NASHVILLE, Tenn. (WTVF) — April will mark four years since Joe Clyde Daniels went missing from his Dickson County home.
While his father, Joseph Daniels, has been convicted of his son's murder, the little boy's body has never been found.
Now, lawmakers from Dickson County are working to make sure that works against Joseph Daniels, if he ever becomes eligible for parole.
"We all felt like we had a collective obligation to look for this child, to mourn for this child and then to seek justice," said Rep. Michael Curcio, R-Dickson.
For Curcio, the case wasn't just another headline; it hit too close to home.
"I’ve got three children that are in the same school as Joe Clyde Daniels," he said.
Under Tennessee law, Joseph Daniels would make him eligible for parole after serving 51 years behind bars. But Curcio hopes that never happens.

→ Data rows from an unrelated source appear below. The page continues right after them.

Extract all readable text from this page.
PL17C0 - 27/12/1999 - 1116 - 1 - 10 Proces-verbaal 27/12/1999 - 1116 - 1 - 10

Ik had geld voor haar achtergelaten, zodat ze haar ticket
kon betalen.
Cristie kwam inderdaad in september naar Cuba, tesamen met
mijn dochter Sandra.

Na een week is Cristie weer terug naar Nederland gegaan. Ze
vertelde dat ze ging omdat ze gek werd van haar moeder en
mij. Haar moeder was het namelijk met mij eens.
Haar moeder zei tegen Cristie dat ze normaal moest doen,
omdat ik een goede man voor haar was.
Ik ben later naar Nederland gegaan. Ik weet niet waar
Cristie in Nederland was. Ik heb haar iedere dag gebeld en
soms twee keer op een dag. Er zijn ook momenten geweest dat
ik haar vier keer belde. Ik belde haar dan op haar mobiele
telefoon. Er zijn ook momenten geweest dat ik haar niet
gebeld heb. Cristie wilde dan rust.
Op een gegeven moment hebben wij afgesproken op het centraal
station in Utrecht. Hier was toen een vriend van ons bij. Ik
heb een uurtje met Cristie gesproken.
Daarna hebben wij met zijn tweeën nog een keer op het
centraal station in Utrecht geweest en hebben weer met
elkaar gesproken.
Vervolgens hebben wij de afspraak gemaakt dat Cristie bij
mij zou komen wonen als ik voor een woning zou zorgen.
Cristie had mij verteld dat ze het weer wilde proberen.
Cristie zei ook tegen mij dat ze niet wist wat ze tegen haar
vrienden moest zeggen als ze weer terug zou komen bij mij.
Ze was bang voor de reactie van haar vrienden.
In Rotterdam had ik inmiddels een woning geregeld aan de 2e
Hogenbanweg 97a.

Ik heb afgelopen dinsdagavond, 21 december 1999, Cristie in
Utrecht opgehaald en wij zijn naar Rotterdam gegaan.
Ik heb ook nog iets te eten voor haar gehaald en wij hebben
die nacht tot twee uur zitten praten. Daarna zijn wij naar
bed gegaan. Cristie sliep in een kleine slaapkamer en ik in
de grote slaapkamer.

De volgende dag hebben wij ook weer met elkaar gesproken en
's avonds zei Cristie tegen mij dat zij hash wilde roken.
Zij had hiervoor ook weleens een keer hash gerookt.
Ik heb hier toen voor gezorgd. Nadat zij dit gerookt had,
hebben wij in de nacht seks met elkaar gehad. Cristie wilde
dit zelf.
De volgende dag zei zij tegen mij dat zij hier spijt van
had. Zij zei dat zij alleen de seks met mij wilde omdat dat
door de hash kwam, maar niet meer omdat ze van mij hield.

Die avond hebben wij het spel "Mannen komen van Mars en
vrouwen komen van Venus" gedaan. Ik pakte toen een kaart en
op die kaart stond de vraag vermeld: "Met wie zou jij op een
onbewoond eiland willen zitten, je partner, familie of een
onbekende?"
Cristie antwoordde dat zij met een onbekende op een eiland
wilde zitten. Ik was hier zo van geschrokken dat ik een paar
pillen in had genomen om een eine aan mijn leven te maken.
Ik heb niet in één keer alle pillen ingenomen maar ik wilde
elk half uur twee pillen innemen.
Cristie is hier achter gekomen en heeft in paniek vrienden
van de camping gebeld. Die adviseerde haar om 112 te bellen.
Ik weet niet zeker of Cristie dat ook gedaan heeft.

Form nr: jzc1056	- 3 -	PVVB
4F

"If there is a parole eligibility, it needs to be reserved for people who can someday be redeemed with a lot of work. I don’t think that’s what’s happening in this trial. And especially when you see someone who intentionally obstructs justice by hiding human remains or not revealing where human remains are," said Curcio.
So that's what the proposed Joe Clyde Daniels Act would do. If the applicant avoids telling law enforcement where a body can be found, that can be a justification for the Tennessee Board of Parole to deny release.
"You take that extra step of not allowing law enforcement to find those remains, then that’s going to become a parole consideration," he said.
While the bill is named in honor of Joe Clyde, lawmakers hope it will have an impact all across Tennessee.
"This is something we hope will send a message across the state," said Curcio.
Rep. Curcio hopes it will serve as a deterrence, that if a suspect tries to hide a body, a lifetime sentence will live up to the name.
"Once we found this inefficiency in our system, we’ve gotta plug that hole," he said.
The bill sponsors say they fully anticipate this will pass both chambers. Meanwhile, Joe Clyde's mother, Krystal Daniels, is scheduled to stand trial in March.